WeWork is poised to make its much-anticipated initial public offering, possibly as soon as next month, based on a S-1 form it filed with the US Securities Exchange Commission last week.
The prospectus brought the simmering debate over the viability of WeWork – and, by proxy, the space-as-a-service sector broadly – to a full boil. Longstanding concerns about the co-working pioneer’s business model, its rapid growth rate and its creditworthiness as a tenant have been joined by new concerns about its valuation, governance and accounting practices.
WeWork disclosed a net loss of $900 million through the first half of 2019 and admitted having no timetable for profitability, giving critics ample fodder. One analyst called the SEC filing a “masterpiece of obfuscation” in an interview with Bloomberg; the Harvard Business Review questioned the company’s tech credentials; The Verge called it “a soap opera” and venture capitalist-turned-presidential candidate Andrew Yang described its $47 billion valuation as “utterly ridiculous.”

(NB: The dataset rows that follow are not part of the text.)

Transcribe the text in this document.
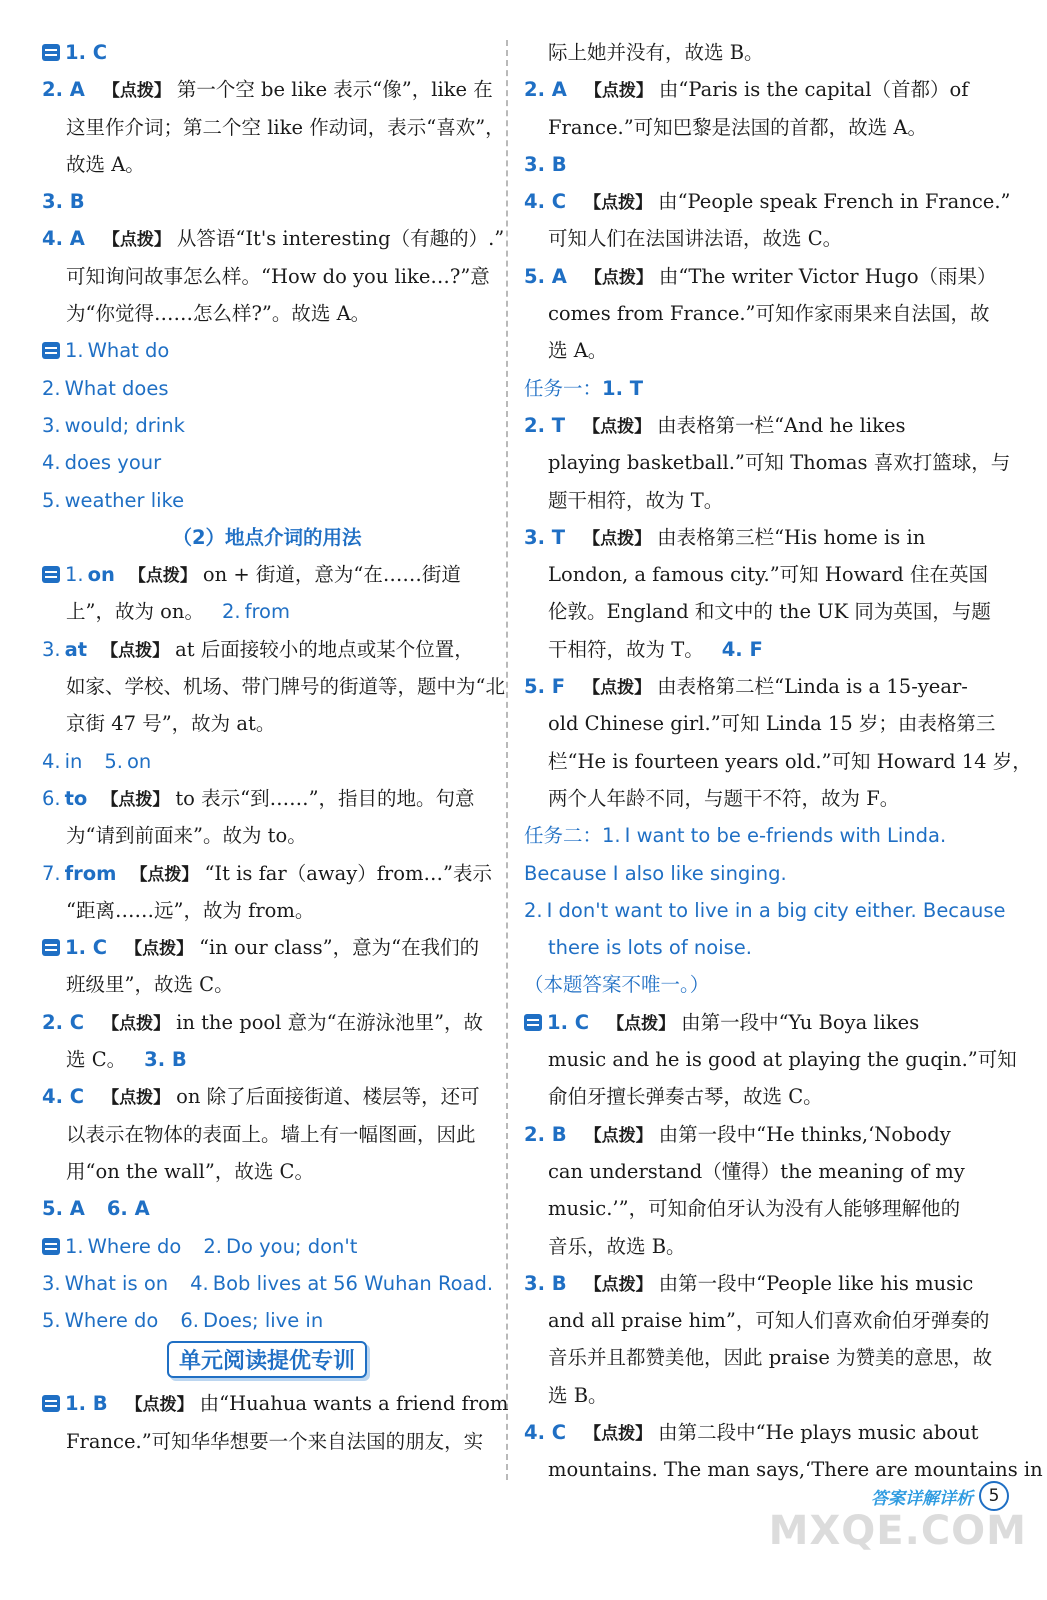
1. C
2. A 【点拨】 第一个空 be like 表示“像”，like 在
这里作介词；第二个空 like 作动词，表示“喜欢”，
故选 A。
3. B
4. A 【点拨】 从答语“It's interesting（有趣的）.”
可知询问故事怎么样。“How do you like…?”意
为“你觉得……怎么样?”。故选 A。
1. What do
2. What does
3. would; drink
4. does your
5. weather like
（2）地点介词的用法
1. on 【点拨】 on + 街道，意为“在……街道
上”，故为 on。 2. from
3. at 【点拨】 at 后面接较小的地点或某个位置，
如家、学校、机场、带门牌号的街道等，题中为“北
京街 47 号”，故为 at。
4. in 5. on
6. to 【点拨】 to 表示“到……”，指目的地。句意
为“请到前面来”。故为 to。
7. from 【点拨】 “It is far（away）from…”表示
“距离……远”，故为 from。
1. C 【点拨】 “in our class”，意为“在我们的
班级里”，故选 C。
2. C 【点拨】 in the pool 意为“在游泳池里”，故
选 C。 3. B
4. C 【点拨】 on 除了后面接街道、楼层等，还可
以表示在物体的表面上。墙上有一幅图画，因此
用“on the wall”，故选 C。
5. A 6. A
1. Where do 2. Do you; don't
3. What is on 4. Bob lives at 56 Wuhan Road.
5. Where do 6. Does; live in
单元阅读提优专训
1. B 【点拨】 由“Huahua wants a friend from
France.”可知华华想要一个来自法国的朋友，实
际上她并没有，故选 B。
2. A 【点拨】 由“Paris is the capital（首都）of
France.”可知巴黎是法国的首都，故选 A。
3. B
4. C 【点拨】 由“People speak French in France.”
可知人们在法国讲法语，故选 C。
5. A 【点拨】 由“The writer Victor Hugo（雨果）
comes from France.”可知作家雨果来自法国，故
选 A。
任务一：1. T
2. T 【点拨】 由表格第一栏“And he likes
playing basketball.”可知 Thomas 喜欢打篮球，与
题干相符，故为 T。
3. T 【点拨】 由表格第三栏“His home is in
London, a famous city.”可知 Howard 住在英国
伦敦。England 和文中的 the UK 同为英国，与题
干相符，故为 T。 4. F
5. F 【点拨】 由表格第二栏“Linda is a 15-year-
old Chinese girl.”可知 Linda 15 岁；由表格第三
栏“He is fourteen years old.”可知 Howard 14 岁，
两个人年龄不同，与题干不符，故为 F。
任务二：1. I want to be e-friends with Linda.
Because I also like singing.
2. I don't want to live in a big city either. Because
there is lots of noise.
（本题答案不唯一。）
1. C 【点拨】 由第一段中“Yu Boya likes
music and he is good at playing the guqin.”可知
俞伯牙擅长弹奏古琴，故选 C。
2. B 【点拨】 由第一段中“He thinks,‘Nobody
can understand（懂得）the meaning of my
music.’”，可知俞伯牙认为没有人能够理解他的
音乐，故选 B。
3. B 【点拨】 由第一段中“People like his music
and all praise him”，可知人们喜欢俞伯牙弹奏的
音乐并且都赞美他，因此 praise 为赞美的意思，故
选 B。
4. C 【点拨】 由第二段中“He plays music about
mountains. The man says,‘There are mountains in
答案详解详析 5
MXQE.COM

Yet top banks, including JPMorgan Chase and Goldman Sachs, are prepared to underwrite the IPO and a $6 billion credit line to the company once it closes.
Valid arguments can be found on both sides of the debate over WeWork’s corporate value. But one fact should go uncontested: that its IPO would be a boon to institutional real estate investors and operators.
Regardless of how it plays out, a listing would crystallize underwritings that have thus far been more presumptive than precise. Allowing public equities to determine the value of the world’s biggest co-working provider will give the private markets a badly needed peek under the hood of WeWork and the broader space-as-a-service universe, which is only growing with occupier demand.
Through the first six months of this year, co-working has accounted for 10.1 million square feet of new leasing volume in the US alone, according to the brokerage firm JLL, second only to the technology sector’s 10.7 million square feet. Flexible office – a category that also includes the short-term office solutions that WeWork offers to enterprise companies – accounts for less than 5 percent of US office stock today, but JLL expects it to reach 30 percent by 2030.
This preference for malleability has already been reflected in the market. Flexible office space went from a 2.6 percent share of US leasing volume in 2017 to 5.2 percent last year, according to CBRE, another brokerage.
Landlords, institutional and otherwise, have benefited from WeWork’s swift expansion to 111 cities worldwide. In Manhattan alone, it has more than 5.3 million square feet of office space, making it the largest private tenant on the island. Yet many of those same landlords are vexed by questions about the appeal and longevity of co-working, and, subsequently, WeWork’s ability to meet its rent obligations. This a reasonable fear given that its $47.2 billion of lease commitments are stacked up against a mere $4 billion of secured revenue. Public market exposure should shed light on market appetite for flexible office space and either dispel concerns or confirm them.
An IPO will shake up long-held convictions about WeWork and what it does, leading to new assumptions – ones based solidly in fact. The traded stock will then serve as a benchmark from which to measure private market exposures to shared and flexible office spaces.
WeWork’s founders and shareholders can fret over whether they can capitalize on a purported $47 billion valuation. The rest of the real estate industry should view price as a secondary concern. More important is the clarity a public offering would bring to this otherwise murky, disruptive business model.